Timamoon  Arts offers a peaceful and carefree environment in which to enjoy art, spend time relaxing and perhaps enjoy a dance or two. There are a number of gallery paces spread across the region, together with ruins to be explored, a coffee-house, aviary, woodlands, a hilltop house and more.

The galleries offer works by a number of artists, notably those belonging to the Gualdo Group, which encompasses some very well-known names: Kylie Sabra, Nino Vichan, Kaly Iali, La Baroque… all of whom make Timamoon an ideal destination for those with a passion for art, be it created digitally (and within Second Life), or in the physical world, or a combination of both.

I was particularly drawn back to Timamoon to view the work of two artists who are featured as a part of the current FIAT (FIne Art Tour): Milly Sharple (who also holds the region) and Sisse Singh.

Milly Sharple - Fractal Insanity
Milly Sharple – Fractal Insanity

Milly’s exhibit is entitled Fractal Insanity, and the title will likely have regular readers here know why I am drawn to it, featuring as it does more of her stunning fractal art, presented in an ultra-modern gallery space utilising a design by Steven Devoid (Devoid Aeon).

Milly Sharple - Fractal Insanity
Milly Sharple – Fractal Insanity

The pieces on display, both static and animated, are stunning in complexity, texture and colour.

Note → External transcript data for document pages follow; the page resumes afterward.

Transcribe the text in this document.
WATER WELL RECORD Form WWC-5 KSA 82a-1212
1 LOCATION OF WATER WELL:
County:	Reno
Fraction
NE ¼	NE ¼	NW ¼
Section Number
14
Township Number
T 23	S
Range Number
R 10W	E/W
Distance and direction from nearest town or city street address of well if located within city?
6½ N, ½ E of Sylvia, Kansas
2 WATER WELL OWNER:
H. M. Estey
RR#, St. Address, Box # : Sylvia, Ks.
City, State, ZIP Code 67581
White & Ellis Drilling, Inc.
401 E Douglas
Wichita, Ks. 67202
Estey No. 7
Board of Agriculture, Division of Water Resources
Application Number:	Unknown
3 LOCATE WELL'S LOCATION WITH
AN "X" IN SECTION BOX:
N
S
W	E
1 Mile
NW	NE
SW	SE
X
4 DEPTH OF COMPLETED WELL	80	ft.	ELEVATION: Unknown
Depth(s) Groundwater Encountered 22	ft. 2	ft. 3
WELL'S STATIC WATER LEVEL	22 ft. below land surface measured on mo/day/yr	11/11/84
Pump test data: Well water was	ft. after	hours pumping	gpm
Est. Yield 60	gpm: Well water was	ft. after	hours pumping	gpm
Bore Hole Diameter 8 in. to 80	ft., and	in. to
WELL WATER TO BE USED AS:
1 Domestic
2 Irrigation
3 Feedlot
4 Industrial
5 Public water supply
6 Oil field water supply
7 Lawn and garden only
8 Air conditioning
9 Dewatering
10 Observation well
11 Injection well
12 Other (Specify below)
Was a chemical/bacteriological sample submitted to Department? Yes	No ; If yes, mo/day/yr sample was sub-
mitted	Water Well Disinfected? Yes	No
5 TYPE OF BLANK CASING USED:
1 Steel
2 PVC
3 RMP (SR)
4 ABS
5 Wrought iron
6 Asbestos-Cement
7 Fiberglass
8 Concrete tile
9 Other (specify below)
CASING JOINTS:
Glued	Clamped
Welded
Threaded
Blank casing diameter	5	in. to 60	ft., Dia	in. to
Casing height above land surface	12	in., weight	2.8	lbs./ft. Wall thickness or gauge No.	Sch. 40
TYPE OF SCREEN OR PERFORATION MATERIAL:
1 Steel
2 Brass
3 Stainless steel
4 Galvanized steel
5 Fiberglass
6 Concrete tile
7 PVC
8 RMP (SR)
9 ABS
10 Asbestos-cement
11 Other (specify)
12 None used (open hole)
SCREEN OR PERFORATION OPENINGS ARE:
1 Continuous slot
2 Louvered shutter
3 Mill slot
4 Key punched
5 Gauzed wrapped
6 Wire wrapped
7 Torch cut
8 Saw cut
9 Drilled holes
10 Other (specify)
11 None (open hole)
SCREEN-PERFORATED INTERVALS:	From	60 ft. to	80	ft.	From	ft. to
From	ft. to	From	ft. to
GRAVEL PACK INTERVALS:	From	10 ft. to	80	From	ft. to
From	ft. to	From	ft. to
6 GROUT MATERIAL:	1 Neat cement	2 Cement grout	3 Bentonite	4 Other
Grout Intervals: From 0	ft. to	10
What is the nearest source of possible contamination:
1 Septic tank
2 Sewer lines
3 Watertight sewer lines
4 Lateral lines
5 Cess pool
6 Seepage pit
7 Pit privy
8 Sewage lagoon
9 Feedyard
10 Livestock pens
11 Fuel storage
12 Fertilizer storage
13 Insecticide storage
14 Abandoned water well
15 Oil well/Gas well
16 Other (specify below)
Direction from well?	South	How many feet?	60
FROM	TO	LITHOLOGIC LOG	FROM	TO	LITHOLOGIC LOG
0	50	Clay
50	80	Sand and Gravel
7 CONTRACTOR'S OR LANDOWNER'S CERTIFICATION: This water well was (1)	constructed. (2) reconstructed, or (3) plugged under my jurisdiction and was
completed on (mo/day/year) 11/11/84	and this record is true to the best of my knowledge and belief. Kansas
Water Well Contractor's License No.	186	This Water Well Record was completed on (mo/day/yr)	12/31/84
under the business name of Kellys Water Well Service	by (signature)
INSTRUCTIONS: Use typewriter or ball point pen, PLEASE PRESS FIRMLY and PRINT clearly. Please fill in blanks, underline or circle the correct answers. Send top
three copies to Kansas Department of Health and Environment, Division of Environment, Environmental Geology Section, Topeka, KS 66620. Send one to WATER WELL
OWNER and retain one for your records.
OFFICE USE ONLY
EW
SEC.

Given that several are animated, images simply do not do them justice and they need to be seen first-hand to be fully appreciated.

As well as the fractal pieces, Milly offers a number of other digital works, all of which are equally intricate and quite marvellous to behold. Some of these are ideal as both individual pieces or as part of large grouping  – such as her “Petal” series, which I found myself particularly drawn towards.

Milly Sharple - Fractal Insanity
Milly Sharple – Fractal Insanity

With abstract pieces vying with more “traditional” mandelbrot inspired pieces, animated pieces offered alongside static works and an amazing display of digital pieces, Fractal Insanity is a captivating visit; one which is liable to have you admiring and dallying for longer than you might have planned.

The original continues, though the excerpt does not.